Ahead of the regulatory bullet. Guillermo J once more left his dank basement to visit SXSW, where top-level fund managers were discussing Binance. What follows is a fascinating discussion and critique of Binance’s “regulatory cat and mouse,” by which it hops from continent to continent like Indiana Jones ducking under a shuttering Aztec blast door, always one step ahead of the ever-closing-in regulators. Read Guillermo’s tome here.

Twitter fight! Ben M, desperately grasping at a repeat of his success with Spankchain, groped together an 800 word exegesis on the controversy facing CoinGeek CEO Calvin Ayre, who last week posted photos of himself posing with a cluster of suspicious underage-looking girls. Read Ben’s heart-rending narrative here.

Otter stuff

Stellar work, David! Read internationally beloved Decrypt  hater David Z Morris’s clear analysis of cryptocurrency Stellar’s recent partnership with IBM here. The companies have drummed up something called the World Wire, which bills itself as yet another cross-border payments solution. But it’s not clear how it will work. Marvel as my sworn enemy does far better journalism that I ever could. Effortlessly.
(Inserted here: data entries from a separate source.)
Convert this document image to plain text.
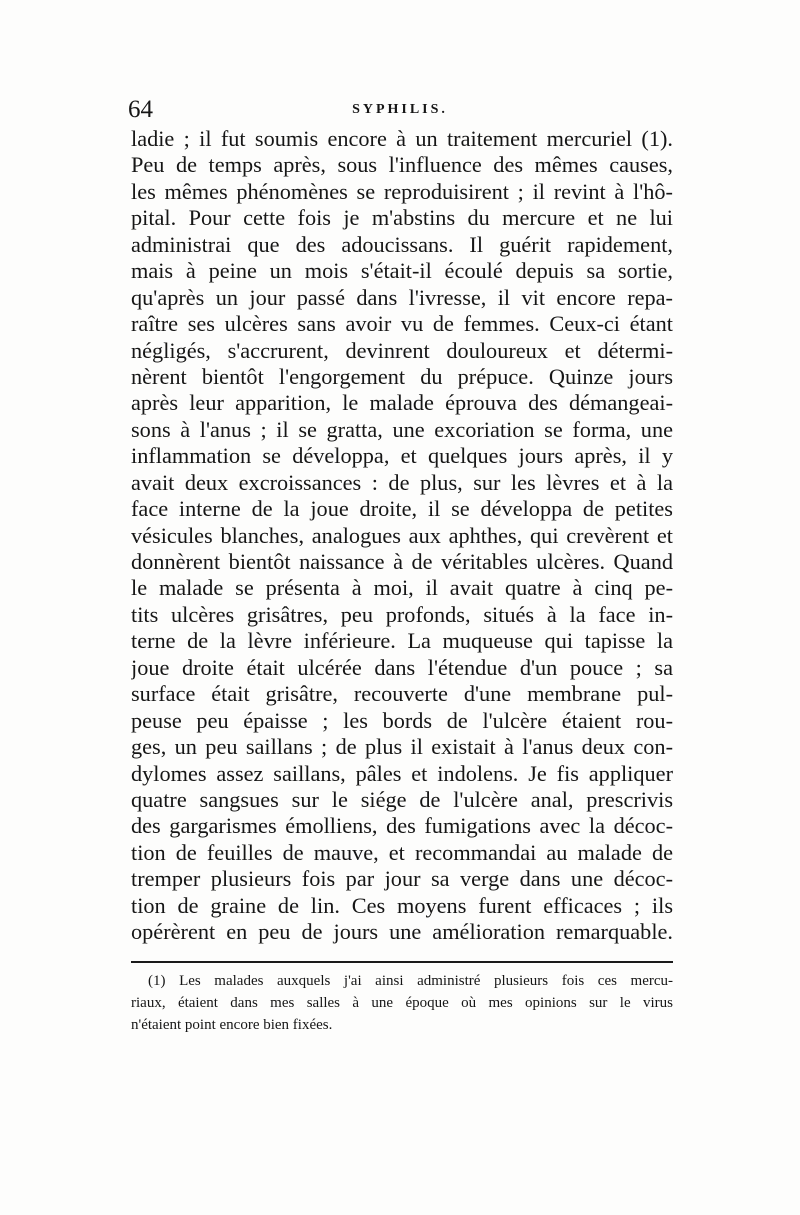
64	SYPHILIS.
ladie ; il fut soumis encore à un traitement mercuriel (1).
Peu de temps après, sous l'influence des mêmes causes,
les mêmes phénomènes se reproduisirent ; il revint à l'hô-
pital. Pour cette fois je m'abstins du mercure et ne lui
administrai que des adoucissans. Il guérit rapidement,
mais à peine un mois s'était-il écoulé depuis sa sortie,
qu'après un jour passé dans l'ivresse, il vit encore repa-
raître ses ulcères sans avoir vu de femmes. Ceux-ci étant
négligés, s'accrurent, devinrent douloureux et détermi-
nèrent bientôt l'engorgement du prépuce. Quinze jours
après leur apparition, le malade éprouva des démangeai-
sons à l'anus ; il se gratta, une excoriation se forma, une
inflammation se développa, et quelques jours après, il y
avait deux excroissances : de plus, sur les lèvres et à la
face interne de la joue droite, il se développa de petites
vésicules blanches, analogues aux aphthes, qui crevèrent et
donnèrent bientôt naissance à de véritables ulcères. Quand
le malade se présenta à moi, il avait quatre à cinq pe-
tits ulcères grisâtres, peu profonds, situés à la face in-
terne de la lèvre inférieure. La muqueuse qui tapisse la
joue droite était ulcérée dans l'étendue d'un pouce ; sa
surface était grisâtre, recouverte d'une membrane pul-
peuse peu épaisse ; les bords de l'ulcère étaient rou-
ges, un peu saillans ; de plus il existait à l'anus deux con-
dylomes assez saillans, pâles et indolens. Je fis appliquer
quatre sangsues sur le siége de l'ulcère anal, prescrivis
des gargarismes émolliens, des fumigations avec la décoc-
tion de feuilles de mauve, et recommandai au malade de
tremper plusieurs fois par jour sa verge dans une décoc-
tion de graine de lin. Ces moyens furent efficaces ; ils
opérèrent en peu de jours une amélioration remarquable.
(1) Les malades auxquels j'ai ainsi administré plusieurs fois ces mercu-
riaux, étaient dans mes salles à une époque où mes opinions sur le virus
n'étaient point encore bien fixées.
XRP’s soulless foot-soldiers. Per NewsBTC: Twitter researcher (or something) Geoff Goldberg trawled through data spewed out by the so-called XRP Army, revealing disturbing but utterly unsurprising trends: 8,000 Twitter accounts associated with the quasi-movement are either bots or fake, designed specially for the purpose of spreading positive sentiment. We would tell you more but NewsBTC, lol, dedicated the rest of its article to desperately picking apart XRP’s price.

Nocoiners fight back. Via our disgusting columnist David Gerard: watch, horrified, as some chump on Reddit Bitsplains how Bitcoin will solve the Venezuelan economy to a group of … Venezuelans, who make the rather reasonable counterpoint that Venezuela literally has no electricity. 

Lovable bitcoin booster Anthony Pompliano also threw in his weight on Twitter, writing in characteristically Hemingway-esque prose:

“The power in Venezuela was down. People had no access to their $$. The ATMs weren’t working. The banks were down. But Bitcoin was running.
It is always running.”

I mean, yeah, running in a different country, sure.

(To be fair, though, apparently people do have generators and mesh networks. But it’s more fun to hate, right!)